Way back when, I never had issues with Brembo rotors made in Italy. Alas, I can't get those anymore for my cars, though I'd gladly pay for them. They're all made in China now.

What ABN_CBT_ENGR say above has merit, as surely all these rotors are made on automated machinery. However, I think one failing is cast iron needs some time to settle after being cast and cooled before it is dimensionally stable. The manufacturers are surely playing on the edge with that. They could make a perfectly good rotor, but during it's ride across the Big Pond, it warps quietly in the box.

The percentage of out-of-spec rotors I've seen in the past few years is high enough that I will measure every one now.
 
Well, I measured it by putting new drums in and getting brake pulsation...that really sucked. Now I take my drums to the last machine shop in the area to work over before I replace them.
 
Originally Posted by The Critic
Originally Posted by DIY4quality

Good grief, those conical washers are pricey! But I do understand that you need them to protect the lug nuts and rotor from damage if you're torquing them all down for the runout test.

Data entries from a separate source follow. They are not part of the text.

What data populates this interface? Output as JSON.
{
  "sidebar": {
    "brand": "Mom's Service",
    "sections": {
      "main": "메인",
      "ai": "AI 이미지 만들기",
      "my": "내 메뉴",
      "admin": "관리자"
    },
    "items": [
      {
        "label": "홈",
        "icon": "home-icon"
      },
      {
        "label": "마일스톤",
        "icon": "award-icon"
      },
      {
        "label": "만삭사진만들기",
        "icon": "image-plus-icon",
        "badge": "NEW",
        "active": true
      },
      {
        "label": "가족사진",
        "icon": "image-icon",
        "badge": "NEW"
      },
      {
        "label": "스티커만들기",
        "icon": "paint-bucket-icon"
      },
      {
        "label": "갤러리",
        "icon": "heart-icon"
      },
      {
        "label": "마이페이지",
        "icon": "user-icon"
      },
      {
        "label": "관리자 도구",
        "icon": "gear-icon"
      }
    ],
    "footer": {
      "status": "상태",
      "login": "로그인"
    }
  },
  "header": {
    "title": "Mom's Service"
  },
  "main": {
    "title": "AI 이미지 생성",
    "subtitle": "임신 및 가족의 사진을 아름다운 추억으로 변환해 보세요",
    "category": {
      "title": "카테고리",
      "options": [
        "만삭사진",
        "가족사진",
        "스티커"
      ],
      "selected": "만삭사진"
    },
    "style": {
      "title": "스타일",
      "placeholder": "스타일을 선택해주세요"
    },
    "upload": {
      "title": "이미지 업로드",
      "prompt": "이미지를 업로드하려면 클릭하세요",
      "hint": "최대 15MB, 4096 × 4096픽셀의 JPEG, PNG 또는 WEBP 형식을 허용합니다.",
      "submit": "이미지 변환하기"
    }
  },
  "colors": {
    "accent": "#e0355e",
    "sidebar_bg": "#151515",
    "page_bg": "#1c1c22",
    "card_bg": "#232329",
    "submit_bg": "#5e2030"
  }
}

Old axle nuts may work as well. Never tried though.

You mean that any open-ended lug nuts should work. Not sure why you'd need washers/spacers unless you wanted to use them with the original (closed-end) lug nuts, right?
 
Originally Posted by DIY4quality
Originally Posted by The Critic
Originally Posted by DIY4quality

Good grief, those conical washers are pricey! But I do understand that you need them to protect the lug nuts and rotor from damage if you're torquing them all down for the runout test.

Old axle nuts may work as well. Never tried though.

You mean that any open-ended lug nuts should work. Not sure why you'd need washers/spacers unless you wanted to use them with the original (closed-end) lug nuts, right?

It is very rare to see a car with open-ended lug nuts nowadays. But yes, open-ended lug nuts may not require the use of any washers.
 
Originally Posted by The Critic
Originally Posted by DIY4quality
Originally Posted by The Critic
Originally Posted by DIY4quality

Good grief, those conical washers are pricey! But I do understand that you need them to protect the lug nuts and rotor from damage if you're torquing them all down for the runout test.

Old axle nuts may work as well. Never tried though.

You mean that any open-ended lug nuts should work. Not sure why you'd need washers/spacers unless you wanted to use them with the original (closed-end) lug nuts, right?

It is very rare to see a car with open-ended lug nuts nowadays. But yes, open-ended lug nuts may not require the use of any washers.

Yep, you can buy conical open-ended lug nuts on eBay very cheaply. Good for temporary use while performing the LRO test. Just make sure you get the right size for your studs.
 
I checked the service manual for my Land Rover LR2 and it says the runout spec is 0.003". I'm considering purchasing Raybestos Element3 rotors. I'm impressed that Raybestos indicates the max runout in their product description, but they say their rotor has Lateral runout of 0.004” or less and a thickness variation of less than 0.0005”. I checked their R-Line model (one step down from Element3) and it says the same. Since 0.004 is greater than 0.003, does this mean their rotor could be out of spec for my vehicle right out of the box?

I just checked the more expensive Brembo rotor and the product description says the run-out tolerance is only 0.0025", about half the industry norm. This is really interesting. I had not considered choosing a rotor based on the runout spec, especially when it's brand new and matched to my vehicle by the manufacturer.